Sugar Shuttles

I still can’t accept the fact that Gourmet Magazine will be gone after the November 2009 edition. It has been an inspiration to my baking and cooking for over 20 years. I am sure many of you know about the 1941-2008 cookie recipe collection that was published online by the Gourmet staff last year, but if not, I thought I would share the link and my favorite recipe from 1951.

The link to this fantastic collection is here. It contains about 65 recipes organized by decade. There is a note on each recipe that “Although we’ve retested the recipes, in the interest of authenticity we’ve left them unchanged: The instructions below are still exactly as they were originally printed.” This makes them a bit confusing at times, but still worthy of re-introducing them into today’s culture and into your own baking collection.

My personal find is a recipe from 1951 called “Navettes Sucrees” or Sugar Shuttles. The “shuttle” refers to shuttles on a loom or sewing machine, not space shuttles. I made these cookies last Christmas and really liked the dense rich texture and unusual crunchy sugar coating. The cookies have a hand-rolled cigar shape and a shaggy sugar coating from being dipped in egg-white and sugar.

Here is the recipe, as originally printed.

Sift 1 cup sifted all-purpose flour, 1/4 cup sugar and 1/4 teaspoon salt into a bowl. Add 1/4 cup soft butter, 2 egg yolks, and 1 teaspoon vanilla and knead until the dough is well blended. Chill it in the refrigerator for 2 hours.
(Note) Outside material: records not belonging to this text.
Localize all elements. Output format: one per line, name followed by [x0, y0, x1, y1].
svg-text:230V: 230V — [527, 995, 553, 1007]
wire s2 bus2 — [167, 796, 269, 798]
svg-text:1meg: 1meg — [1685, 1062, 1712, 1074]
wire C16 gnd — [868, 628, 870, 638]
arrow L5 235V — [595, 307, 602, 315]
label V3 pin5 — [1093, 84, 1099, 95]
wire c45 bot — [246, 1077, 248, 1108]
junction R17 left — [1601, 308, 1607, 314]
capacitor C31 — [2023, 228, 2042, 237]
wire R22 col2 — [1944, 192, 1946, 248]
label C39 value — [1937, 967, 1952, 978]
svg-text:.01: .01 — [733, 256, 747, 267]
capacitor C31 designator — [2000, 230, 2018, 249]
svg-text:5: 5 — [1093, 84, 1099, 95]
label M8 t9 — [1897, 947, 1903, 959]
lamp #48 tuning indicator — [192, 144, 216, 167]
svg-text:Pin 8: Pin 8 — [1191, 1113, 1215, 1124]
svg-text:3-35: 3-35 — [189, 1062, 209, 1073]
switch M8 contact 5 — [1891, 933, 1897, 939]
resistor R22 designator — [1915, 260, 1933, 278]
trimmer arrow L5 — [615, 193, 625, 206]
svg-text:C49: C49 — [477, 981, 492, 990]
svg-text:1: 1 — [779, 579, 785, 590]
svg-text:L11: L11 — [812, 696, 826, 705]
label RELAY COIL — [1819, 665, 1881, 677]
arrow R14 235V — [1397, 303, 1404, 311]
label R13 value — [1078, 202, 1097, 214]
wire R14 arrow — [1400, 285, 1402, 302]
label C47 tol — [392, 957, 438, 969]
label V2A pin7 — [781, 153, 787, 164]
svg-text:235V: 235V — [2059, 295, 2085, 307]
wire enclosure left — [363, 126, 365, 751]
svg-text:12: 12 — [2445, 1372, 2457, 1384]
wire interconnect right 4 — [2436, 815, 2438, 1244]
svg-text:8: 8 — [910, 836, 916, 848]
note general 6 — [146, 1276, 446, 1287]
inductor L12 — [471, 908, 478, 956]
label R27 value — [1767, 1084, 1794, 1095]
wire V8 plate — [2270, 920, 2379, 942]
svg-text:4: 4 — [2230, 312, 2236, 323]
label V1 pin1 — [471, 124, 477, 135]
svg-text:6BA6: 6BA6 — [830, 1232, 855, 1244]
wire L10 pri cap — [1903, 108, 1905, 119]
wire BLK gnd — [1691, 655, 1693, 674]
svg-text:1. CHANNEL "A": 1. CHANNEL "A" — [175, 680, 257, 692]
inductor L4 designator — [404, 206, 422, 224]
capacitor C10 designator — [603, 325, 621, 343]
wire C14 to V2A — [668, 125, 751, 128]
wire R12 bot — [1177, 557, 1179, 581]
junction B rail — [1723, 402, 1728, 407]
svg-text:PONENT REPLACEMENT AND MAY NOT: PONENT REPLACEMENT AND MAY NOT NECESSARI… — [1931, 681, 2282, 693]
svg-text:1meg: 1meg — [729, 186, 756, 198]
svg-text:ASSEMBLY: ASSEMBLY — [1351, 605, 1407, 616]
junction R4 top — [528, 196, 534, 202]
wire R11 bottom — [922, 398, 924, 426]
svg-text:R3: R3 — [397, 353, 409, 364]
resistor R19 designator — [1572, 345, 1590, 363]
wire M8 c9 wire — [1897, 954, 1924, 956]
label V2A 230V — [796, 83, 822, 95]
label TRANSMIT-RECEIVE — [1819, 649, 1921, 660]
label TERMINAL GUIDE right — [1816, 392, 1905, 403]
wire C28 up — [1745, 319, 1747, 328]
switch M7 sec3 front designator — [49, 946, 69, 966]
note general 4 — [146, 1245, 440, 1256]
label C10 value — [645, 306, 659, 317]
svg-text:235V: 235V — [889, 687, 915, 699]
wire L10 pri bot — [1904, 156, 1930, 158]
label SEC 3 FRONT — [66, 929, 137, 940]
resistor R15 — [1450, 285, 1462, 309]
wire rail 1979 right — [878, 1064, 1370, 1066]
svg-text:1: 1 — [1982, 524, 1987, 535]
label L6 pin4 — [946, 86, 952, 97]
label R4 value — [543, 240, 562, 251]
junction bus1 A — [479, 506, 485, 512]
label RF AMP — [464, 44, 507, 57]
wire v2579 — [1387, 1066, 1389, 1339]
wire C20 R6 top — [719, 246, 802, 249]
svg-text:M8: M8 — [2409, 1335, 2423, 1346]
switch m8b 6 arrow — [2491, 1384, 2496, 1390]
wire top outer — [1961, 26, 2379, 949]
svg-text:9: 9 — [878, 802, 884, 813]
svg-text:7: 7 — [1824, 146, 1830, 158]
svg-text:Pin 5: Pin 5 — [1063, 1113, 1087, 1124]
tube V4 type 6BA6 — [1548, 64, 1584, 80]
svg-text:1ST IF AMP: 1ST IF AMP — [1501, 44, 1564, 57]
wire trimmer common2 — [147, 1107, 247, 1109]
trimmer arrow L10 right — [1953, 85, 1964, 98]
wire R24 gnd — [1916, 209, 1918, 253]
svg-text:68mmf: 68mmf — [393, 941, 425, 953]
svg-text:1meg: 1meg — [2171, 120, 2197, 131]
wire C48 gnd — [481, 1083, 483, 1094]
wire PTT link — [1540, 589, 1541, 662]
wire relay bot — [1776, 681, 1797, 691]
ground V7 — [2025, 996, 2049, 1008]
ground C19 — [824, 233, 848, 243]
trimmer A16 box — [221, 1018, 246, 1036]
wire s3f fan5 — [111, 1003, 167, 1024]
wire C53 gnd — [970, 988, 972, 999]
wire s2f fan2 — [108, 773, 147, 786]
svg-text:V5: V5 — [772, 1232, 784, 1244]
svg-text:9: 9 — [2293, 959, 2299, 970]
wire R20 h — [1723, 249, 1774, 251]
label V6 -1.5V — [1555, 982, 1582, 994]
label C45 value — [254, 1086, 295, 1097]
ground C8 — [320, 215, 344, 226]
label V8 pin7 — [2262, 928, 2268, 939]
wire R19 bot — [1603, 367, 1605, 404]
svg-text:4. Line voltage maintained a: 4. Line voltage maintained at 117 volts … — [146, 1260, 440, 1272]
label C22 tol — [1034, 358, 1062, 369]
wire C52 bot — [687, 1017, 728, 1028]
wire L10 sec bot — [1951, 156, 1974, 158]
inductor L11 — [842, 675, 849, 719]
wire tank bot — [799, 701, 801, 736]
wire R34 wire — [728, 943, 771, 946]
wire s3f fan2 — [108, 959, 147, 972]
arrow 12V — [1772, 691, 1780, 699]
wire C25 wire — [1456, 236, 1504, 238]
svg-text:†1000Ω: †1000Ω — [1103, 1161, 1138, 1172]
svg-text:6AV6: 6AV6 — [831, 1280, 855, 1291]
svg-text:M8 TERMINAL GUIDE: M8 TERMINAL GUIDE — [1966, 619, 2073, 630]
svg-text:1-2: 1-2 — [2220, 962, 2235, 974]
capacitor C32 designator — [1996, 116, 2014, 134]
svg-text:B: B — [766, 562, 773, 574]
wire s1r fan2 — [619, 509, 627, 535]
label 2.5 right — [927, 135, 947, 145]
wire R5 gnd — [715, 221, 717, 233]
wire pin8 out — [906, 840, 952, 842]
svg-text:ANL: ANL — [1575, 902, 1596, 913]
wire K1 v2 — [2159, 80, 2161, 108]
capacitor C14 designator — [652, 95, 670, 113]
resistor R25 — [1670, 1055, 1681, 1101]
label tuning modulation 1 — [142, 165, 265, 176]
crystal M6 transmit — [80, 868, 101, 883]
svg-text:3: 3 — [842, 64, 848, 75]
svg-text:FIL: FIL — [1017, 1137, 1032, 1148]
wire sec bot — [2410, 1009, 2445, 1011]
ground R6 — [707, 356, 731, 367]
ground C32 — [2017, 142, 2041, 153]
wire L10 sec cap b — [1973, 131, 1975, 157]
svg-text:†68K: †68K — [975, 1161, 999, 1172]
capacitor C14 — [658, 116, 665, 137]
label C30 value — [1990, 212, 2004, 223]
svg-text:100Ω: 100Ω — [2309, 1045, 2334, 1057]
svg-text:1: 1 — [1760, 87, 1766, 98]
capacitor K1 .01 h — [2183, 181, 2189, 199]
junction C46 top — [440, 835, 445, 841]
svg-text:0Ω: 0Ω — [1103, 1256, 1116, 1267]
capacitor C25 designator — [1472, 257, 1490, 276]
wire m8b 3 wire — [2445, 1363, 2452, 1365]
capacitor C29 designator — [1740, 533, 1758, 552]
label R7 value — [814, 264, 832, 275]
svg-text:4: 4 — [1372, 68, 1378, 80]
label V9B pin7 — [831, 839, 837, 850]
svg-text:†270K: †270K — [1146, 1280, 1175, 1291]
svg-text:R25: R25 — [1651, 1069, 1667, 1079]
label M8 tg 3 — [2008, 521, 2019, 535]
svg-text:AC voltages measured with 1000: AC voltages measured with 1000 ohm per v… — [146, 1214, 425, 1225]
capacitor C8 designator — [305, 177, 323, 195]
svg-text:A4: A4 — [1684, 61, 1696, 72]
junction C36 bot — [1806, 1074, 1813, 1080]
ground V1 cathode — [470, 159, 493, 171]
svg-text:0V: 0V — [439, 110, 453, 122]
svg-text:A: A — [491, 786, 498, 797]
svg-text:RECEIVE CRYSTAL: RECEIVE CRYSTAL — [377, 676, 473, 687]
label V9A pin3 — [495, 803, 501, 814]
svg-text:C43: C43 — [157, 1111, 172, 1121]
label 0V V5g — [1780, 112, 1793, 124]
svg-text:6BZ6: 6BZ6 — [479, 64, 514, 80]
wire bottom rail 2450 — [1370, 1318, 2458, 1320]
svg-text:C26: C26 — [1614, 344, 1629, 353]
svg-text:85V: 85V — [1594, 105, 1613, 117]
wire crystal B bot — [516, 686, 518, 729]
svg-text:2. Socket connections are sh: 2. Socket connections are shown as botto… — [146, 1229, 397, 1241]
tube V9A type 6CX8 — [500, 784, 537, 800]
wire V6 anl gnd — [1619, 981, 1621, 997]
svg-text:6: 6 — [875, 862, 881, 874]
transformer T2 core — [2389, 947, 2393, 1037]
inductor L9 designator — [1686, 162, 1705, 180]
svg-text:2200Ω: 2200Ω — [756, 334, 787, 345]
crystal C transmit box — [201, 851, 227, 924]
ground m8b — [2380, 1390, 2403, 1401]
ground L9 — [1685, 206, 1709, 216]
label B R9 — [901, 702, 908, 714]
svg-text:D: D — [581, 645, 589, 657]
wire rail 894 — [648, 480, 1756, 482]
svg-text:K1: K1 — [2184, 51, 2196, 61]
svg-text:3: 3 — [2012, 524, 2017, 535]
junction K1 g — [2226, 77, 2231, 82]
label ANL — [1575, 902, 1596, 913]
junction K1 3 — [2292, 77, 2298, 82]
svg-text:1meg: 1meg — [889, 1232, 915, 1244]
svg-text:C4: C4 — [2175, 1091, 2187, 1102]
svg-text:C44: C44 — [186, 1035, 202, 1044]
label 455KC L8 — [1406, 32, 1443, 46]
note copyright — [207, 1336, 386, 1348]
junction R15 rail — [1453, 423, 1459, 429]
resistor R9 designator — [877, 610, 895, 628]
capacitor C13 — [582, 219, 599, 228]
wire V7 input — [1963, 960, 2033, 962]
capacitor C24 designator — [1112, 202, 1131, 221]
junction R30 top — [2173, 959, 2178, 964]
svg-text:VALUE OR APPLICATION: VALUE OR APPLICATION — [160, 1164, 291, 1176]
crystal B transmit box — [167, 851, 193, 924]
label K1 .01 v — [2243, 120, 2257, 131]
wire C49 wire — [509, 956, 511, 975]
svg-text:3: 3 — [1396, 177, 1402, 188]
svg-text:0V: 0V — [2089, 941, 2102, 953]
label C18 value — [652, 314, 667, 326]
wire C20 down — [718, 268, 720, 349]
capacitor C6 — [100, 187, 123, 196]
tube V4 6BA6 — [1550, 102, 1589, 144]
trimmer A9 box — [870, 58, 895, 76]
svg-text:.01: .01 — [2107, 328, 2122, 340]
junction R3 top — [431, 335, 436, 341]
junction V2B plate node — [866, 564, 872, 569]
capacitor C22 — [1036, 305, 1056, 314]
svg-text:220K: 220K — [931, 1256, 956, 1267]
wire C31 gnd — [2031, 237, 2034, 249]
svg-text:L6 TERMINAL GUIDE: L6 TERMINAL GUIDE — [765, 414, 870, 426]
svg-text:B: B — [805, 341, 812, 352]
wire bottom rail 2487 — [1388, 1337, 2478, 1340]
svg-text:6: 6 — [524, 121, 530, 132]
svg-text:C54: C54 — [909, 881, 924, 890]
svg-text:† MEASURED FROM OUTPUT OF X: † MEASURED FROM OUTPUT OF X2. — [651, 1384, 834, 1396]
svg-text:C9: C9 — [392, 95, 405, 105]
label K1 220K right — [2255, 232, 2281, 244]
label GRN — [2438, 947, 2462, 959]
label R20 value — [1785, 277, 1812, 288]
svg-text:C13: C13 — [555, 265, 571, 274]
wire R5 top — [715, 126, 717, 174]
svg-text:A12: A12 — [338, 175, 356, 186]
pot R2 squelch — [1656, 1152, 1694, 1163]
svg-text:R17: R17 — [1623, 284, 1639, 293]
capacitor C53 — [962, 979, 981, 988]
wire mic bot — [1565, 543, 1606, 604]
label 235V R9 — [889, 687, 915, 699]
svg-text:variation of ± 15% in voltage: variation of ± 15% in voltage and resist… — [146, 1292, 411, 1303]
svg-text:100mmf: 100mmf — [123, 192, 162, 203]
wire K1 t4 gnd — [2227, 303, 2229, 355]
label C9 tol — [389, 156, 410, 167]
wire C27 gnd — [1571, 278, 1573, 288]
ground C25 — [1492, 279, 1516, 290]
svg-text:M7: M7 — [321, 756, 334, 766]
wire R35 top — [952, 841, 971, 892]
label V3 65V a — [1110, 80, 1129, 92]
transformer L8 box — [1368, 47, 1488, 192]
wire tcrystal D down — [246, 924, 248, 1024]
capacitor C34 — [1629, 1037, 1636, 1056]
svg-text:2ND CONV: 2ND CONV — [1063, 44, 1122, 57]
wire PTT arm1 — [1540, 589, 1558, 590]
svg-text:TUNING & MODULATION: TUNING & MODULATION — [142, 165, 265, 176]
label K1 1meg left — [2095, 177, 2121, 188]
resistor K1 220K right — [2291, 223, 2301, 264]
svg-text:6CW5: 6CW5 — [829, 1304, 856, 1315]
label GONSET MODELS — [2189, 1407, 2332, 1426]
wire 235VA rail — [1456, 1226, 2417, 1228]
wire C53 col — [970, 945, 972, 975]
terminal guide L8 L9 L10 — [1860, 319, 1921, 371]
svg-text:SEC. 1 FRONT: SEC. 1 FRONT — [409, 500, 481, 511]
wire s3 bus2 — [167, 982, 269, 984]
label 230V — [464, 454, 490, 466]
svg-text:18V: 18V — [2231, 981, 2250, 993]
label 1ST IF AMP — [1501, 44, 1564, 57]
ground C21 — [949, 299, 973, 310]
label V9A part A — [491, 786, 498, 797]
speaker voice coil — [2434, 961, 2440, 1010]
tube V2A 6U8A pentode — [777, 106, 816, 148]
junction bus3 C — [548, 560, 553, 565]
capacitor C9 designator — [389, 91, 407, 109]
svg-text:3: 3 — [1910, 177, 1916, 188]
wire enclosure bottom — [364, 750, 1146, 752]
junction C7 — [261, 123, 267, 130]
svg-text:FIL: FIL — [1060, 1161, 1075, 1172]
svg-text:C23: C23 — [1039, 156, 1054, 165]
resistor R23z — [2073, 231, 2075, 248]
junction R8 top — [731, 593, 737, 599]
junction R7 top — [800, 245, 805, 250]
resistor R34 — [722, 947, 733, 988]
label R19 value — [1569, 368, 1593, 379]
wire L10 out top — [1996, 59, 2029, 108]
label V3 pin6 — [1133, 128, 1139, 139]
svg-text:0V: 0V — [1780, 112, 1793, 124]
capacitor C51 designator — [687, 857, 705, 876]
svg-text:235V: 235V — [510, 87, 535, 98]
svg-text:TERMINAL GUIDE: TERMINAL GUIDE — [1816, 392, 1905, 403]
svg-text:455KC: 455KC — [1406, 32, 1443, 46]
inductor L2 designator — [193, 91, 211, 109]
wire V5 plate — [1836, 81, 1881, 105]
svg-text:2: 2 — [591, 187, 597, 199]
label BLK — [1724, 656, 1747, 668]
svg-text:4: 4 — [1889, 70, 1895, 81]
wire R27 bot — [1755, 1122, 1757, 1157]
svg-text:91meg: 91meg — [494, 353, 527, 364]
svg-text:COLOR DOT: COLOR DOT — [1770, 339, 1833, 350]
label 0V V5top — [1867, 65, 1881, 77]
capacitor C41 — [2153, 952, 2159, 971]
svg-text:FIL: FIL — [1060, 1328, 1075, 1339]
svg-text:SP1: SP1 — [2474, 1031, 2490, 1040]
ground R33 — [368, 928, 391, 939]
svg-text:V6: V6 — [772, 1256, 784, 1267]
Divide the dough into portions the size of a small walnut. Roll each piece of dough with the palm of the hand on a lightly floured board to give it the shape of a small sewing-machine shuttle. Dip each in egg white and roll in granulated sugar. Bake on a lightly buttered baking sheet in a moderate oven (350° F.) for about 8 minutes, or until the little cookies are lightly browned.